Yaz ayının başlaması ile birlikte orman yangınları da yayılarak devam ediyor. Alıştığımız klasik deyim ise; “Türkiye’nin dört bir yanında orman yangınlarıyla mücadele sürüyor” denecektir. Ne var ki artık bu söz, bir doğa felaketinin habercisi değildir. İhmalin, sorumsuzluğun ve ranta dayalı politikaların acı yansımalarıdır. Her geçen gün kuraklaşan topraklarımız, ateş düşen ormanlarımızın içimizi dağlayan görüntüleri, yurdunu seven her insanı kahrediyor. “Yeter artık” diyoruz.

Bakan Murat Kurum’un açıklamalarına göre; “Sakarya'nın Taraklı ilçesinden başlayarak Bilecik'e sıçrayan büyük yangında 47 bağımsız birim kül oldu. 23 ev, 1 cami tamamen yandı. 41 ev ve 25 ahır-depo ağır hasar aldı.”

Gölpazarı’ndaki Ceza İnfaz Kurumu tahliye ediliyor. 1081 hükümlü çevre illere taşınıyor. Bildiğimiz söz tekrarlanıyor; “Kontrol altına alındı.” Oysa bu yangınlar sadece ağaçları değil, umudumuzu, geleceğimizi ve yaşam alanlarımızı da küle çeviriyor.

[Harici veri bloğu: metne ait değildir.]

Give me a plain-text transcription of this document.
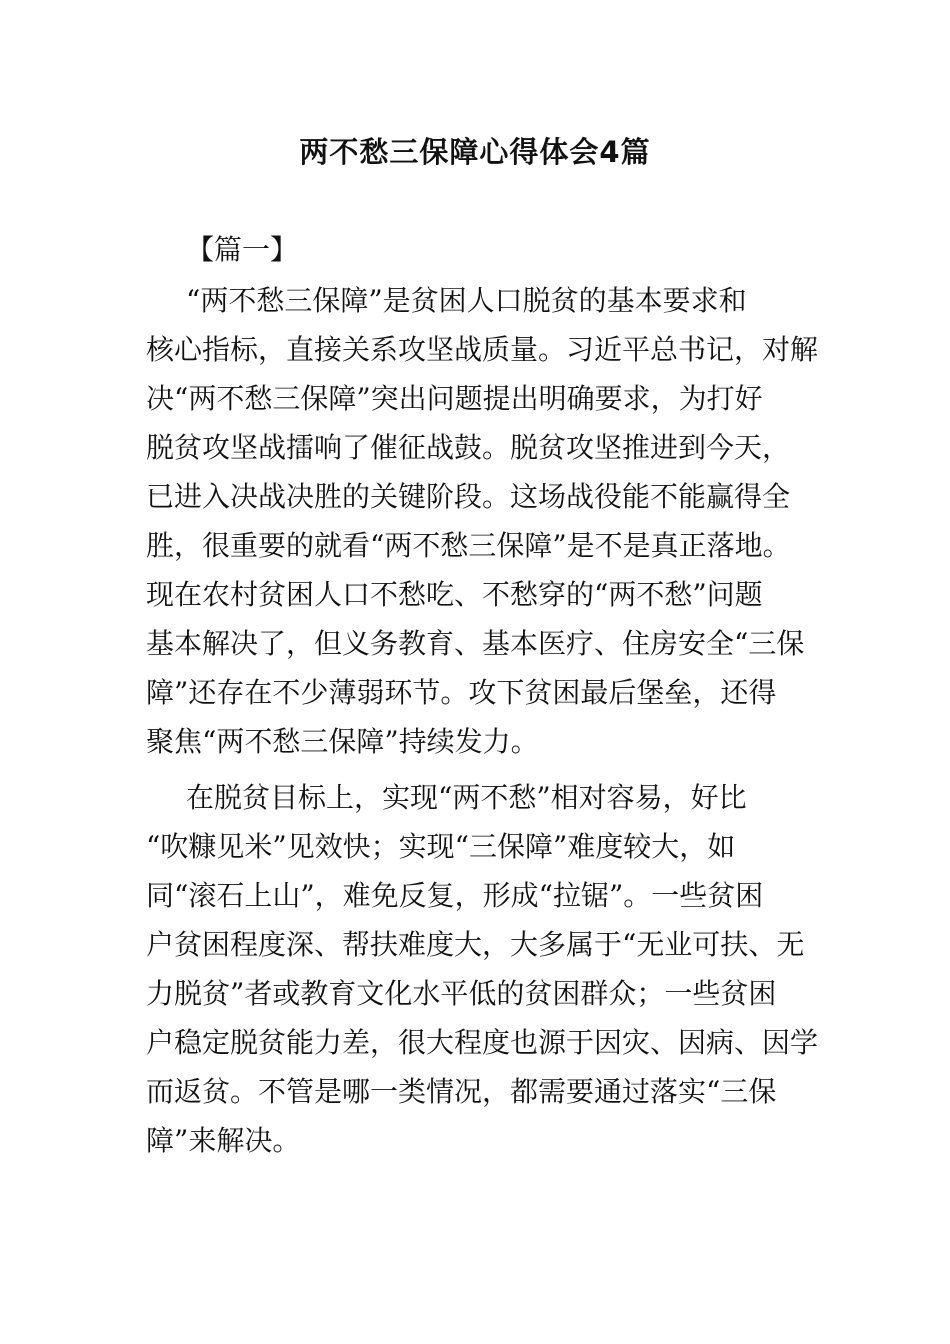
两不愁三保障心得体会4篇

【篇一】

“两不愁三保障”是贫困人口脱贫的基本要求和
核心指标，直接关系攻坚战质量。习近平总书记，对解
决“两不愁三保障”突出问题提出明确要求，为打好
脱贫攻坚战擂响了催征战鼓。脱贫攻坚推进到今天，
已进入决战决胜的关键阶段。这场战役能不能赢得全
胜，很重要的就看“两不愁三保障”是不是真正落地。
现在农村贫困人口不愁吃、不愁穿的“两不愁”问题
基本解决了，但义务教育、基本医疗、住房安全“三保
障”还存在不少薄弱环节。攻下贫困最后堡垒，还得
聚焦“两不愁三保障”持续发力。

在脱贫目标上，实现“两不愁”相对容易，好比
“吹糠见米”见效快；实现“三保障”难度较大，如
同“滚石上山”，难免反复，形成“拉锯”。一些贫困
户贫困程度深、帮扶难度大，大多属于“无业可扶、无
力脱贫”者或教育文化水平低的贫困群众；一些贫困
户稳定脱贫能力差，很大程度也源于因灾、因病、因学
而返贫。不管是哪一类情况，都需要通过落实“三保
障”来解决。
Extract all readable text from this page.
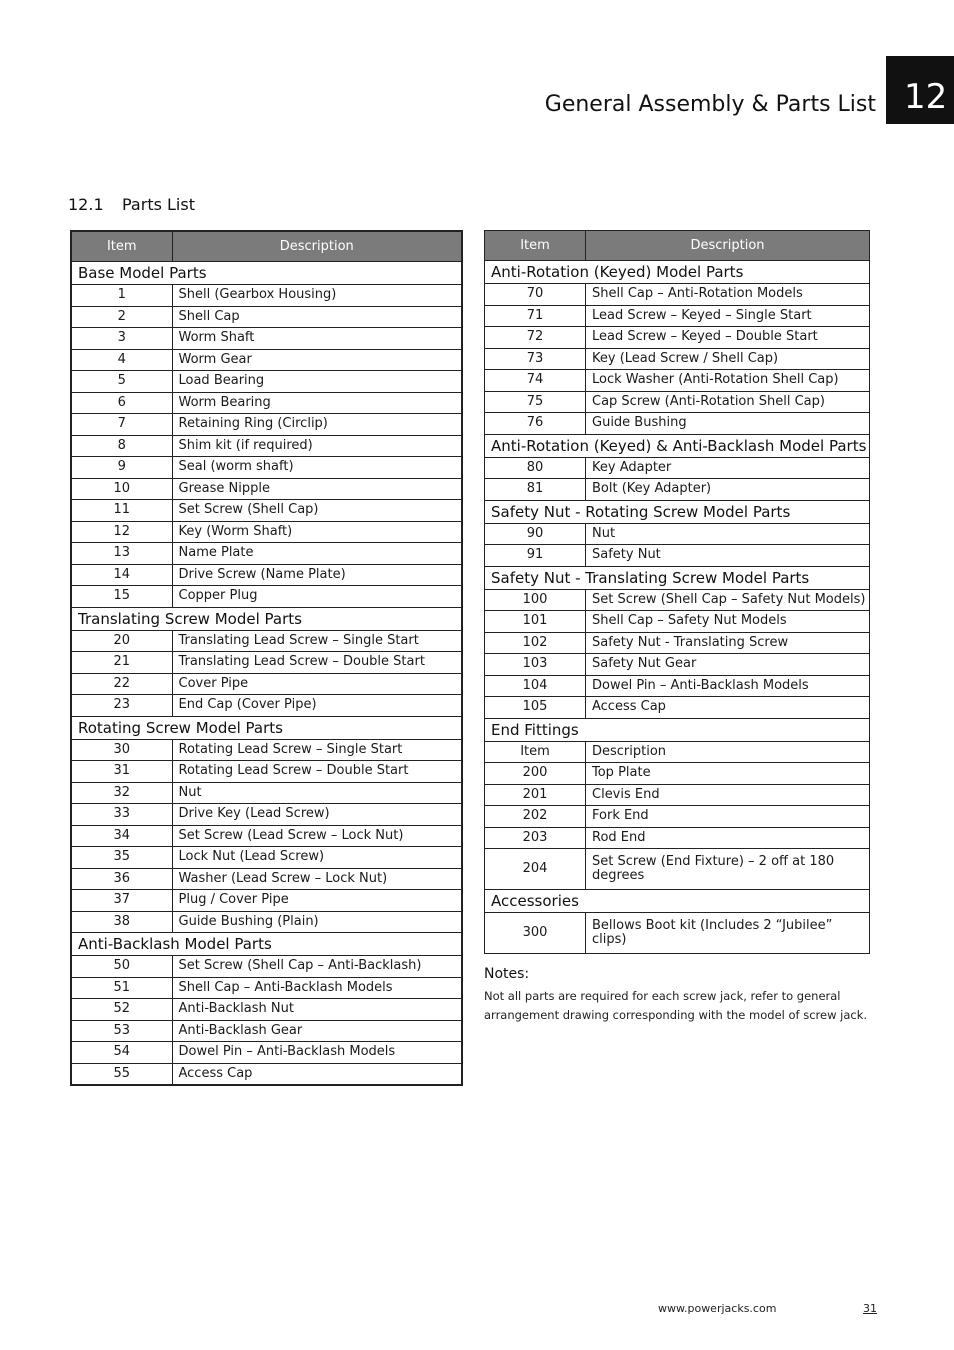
General Assembly & Parts List 12
12.1 Parts List
Item	Description
Base Model Parts	
1	Shell (Gearbox Housing)
2	Shell Cap
3	Worm Shaft
4	Worm Gear
5	Load Bearing
6	Worm Bearing
7	Retaining Ring (Circlip)
8	Shim kit (if required)
9	Seal (worm shaft)
10	Grease Nipple
11	Set Screw (Shell Cap)
12	Key (Worm Shaft)
13	Name Plate
14	Drive Screw (Name Plate)
15	Copper Plug
Translating Screw Model Parts	
20	Translating Lead Screw – Single Start
21	Translating Lead Screw – Double Start
22	Cover Pipe
23	End Cap (Cover Pipe)
Rotating Screw Model Parts	
30	Rotating Lead Screw – Single Start
31	Rotating Lead Screw – Double Start
32	Nut
33	Drive Key (Lead Screw)
34	Set Screw (Lead Screw – Lock Nut)
35	Lock Nut (Lead Screw)
36	Washer (Lead Screw – Lock Nut)
37	Plug / Cover Pipe
38	Guide Bushing (Plain)
Anti-Backlash Model Parts	
50	Set Screw (Shell Cap – Anti-Backlash)
51	Shell Cap – Anti-Backlash Models
52	Anti-Backlash Nut
53	Anti-Backlash Gear
54	Dowel Pin – Anti-Backlash Models
55	Access Cap
Item	Description
Anti-Rotation (Keyed) Model Parts	
70	Shell Cap – Anti-Rotation Models
71	Lead Screw – Keyed – Single Start
72	Lead Screw – Keyed – Double Start
73	Key (Lead Screw / Shell Cap)
74	Lock Washer (Anti-Rotation Shell Cap)
75	Cap Screw (Anti-Rotation Shell Cap)
76	Guide Bushing
Anti-Rotation (Keyed) & Anti-Backlash Model Parts	
80	Key Adapter
81	Bolt (Key Adapter)
Safety Nut - Rotating Screw Model Parts	
90	Nut
91	Safety Nut
Safety Nut - Translating Screw Model Parts	
100	Set Screw (Shell Cap – Safety Nut Models)
101	Shell Cap – Safety Nut Models
102	Safety Nut - Translating Screw
103	Safety Nut Gear
104	Dowel Pin – Anti-Backlash Models
105	Access Cap
End Fittings	
Item	Description
200	Top Plate
201	Clevis End
202	Fork End
203	Rod End
204	Set Screw (End Fixture) – 2 off at 180 degrees
Accessories	
300	Bellows Boot kit (Includes 2 “Jubilee” clips)
Notes:
Not all parts are required for each screw jack, refer to general arrangement drawing corresponding with the model of screw jack.
www.powerjacks.com	31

Yangınla yok olan sadece ağaçlar değil; ormanda yaşayan diğer canlılar, kuşlar, sincaplar, karıncalar, solucanlar, arılar, kaplumbağalar, karacalar, ceylanlar… Hepsi çaresizce kaçmak isterken can veriyor. Orman deyince sadece orman anlamamak gerekiyor. Bu bir ekosistemdir, yaşam zincirinin halkalarıdır.

Ne var ki insana dayalı yangınlarda, bu halkalar bir bir koparılıyor. Kim ne derse desin orman yangınlarının çoğunluğu insan kaynaklıdır. Sigara izmaritleri, piknik ateşleri, kırık cam şişeler, hatta kasıtlı çıkarılan yangınlar… Her yıl bizi aynı sonuçlarla karşı karşıya bırakıyor.

Yangın sonrası bildiğimiz açıklamalar:

“Gelecek yıl daha fazla yangın söndürme uçağı alacağız.”
“Gecikmesiz soruşturma başlattık”
“Suçlular en ağır şekilde cezalandırılacak”

Bu söylemler her yaz aynı kâbusu yaşamamızı değiştirmiyor. “Uçaklar ve helikopterler şu kadar yüz sorti yaptı” açıklamaları da. Elbette bu bir gayretin göstergesi olabilir. Ormanların yanmasına ait gerçeği değiştirmiyor. Biz artık yangınların çıkmadan önlenmesini istiyoruz. Keşke yangınları söndürmekle değil de, çıkışını önlemekle övünebilsek.

Dikkatimizi çeken, her nedense yangınlar hep turistik alana sahip kıyı şeritlerinde oluyor. Dahası bu bölgelerde birkaç yıl sonra villalar, oteller, lüks turistik tesisler yükseliyor.

Resmi gazetenin (28 Temmuz 2021) tarihli sayısına göre; “Orman vasfını yitiren alanlar imara açılabilir” İnsanın içini kanatan bir karar. Gerçekten ormanlar mı yanıyor? Yoksa bir plan mı var? Buna tam bir yanıt alamıyoruz. “Kimsenin ağzını bıçak açmıyor.” Yangın sonrası daha dumanlar tüterken, yükselen betonlar sanki yanıt değil mi?

Yangın söndürme işi 2019 yılından bu yana özelleştirildi. İhale yolu ile şirketlere veriliyor. Yangın yoksa işsiz kalıyorlar, bu ne yaman çelişki böyle. Doğanın yanmasından kazanç elde edilir mi? Şirketlerin durum karşısındaki heyecanını sorgulamak gerekmez mi? Çok yangın, çok para demek, az yangın az para. Yangınları söndüren şirketlerle, orayı maden sahası yapan, ya da gökdelen dikenlerin aynı şirketler olması, tesadüf mü acaba?

Daha önceki orman yangınları ile ilgili bir yazım da şöyle demiştim: “Sen ve ben sevgili kardeşim, ağaçların, sincapların, kuşların, kaplumbağaların, ceylanların, börtü böceğin ormanların yanışını… Yüreğimiz ağzımızda, hüzünle gözlerimizden iki damla yaş yanağımızdan süzülerek izlerken, iki damla gözyaşı yangını söndürmeye yetmiyor ki.” Orman yanıp kül olduğunda sadece toprağın üstü mü yanıyor? Yüreğimizin içi de yanmıyor mu?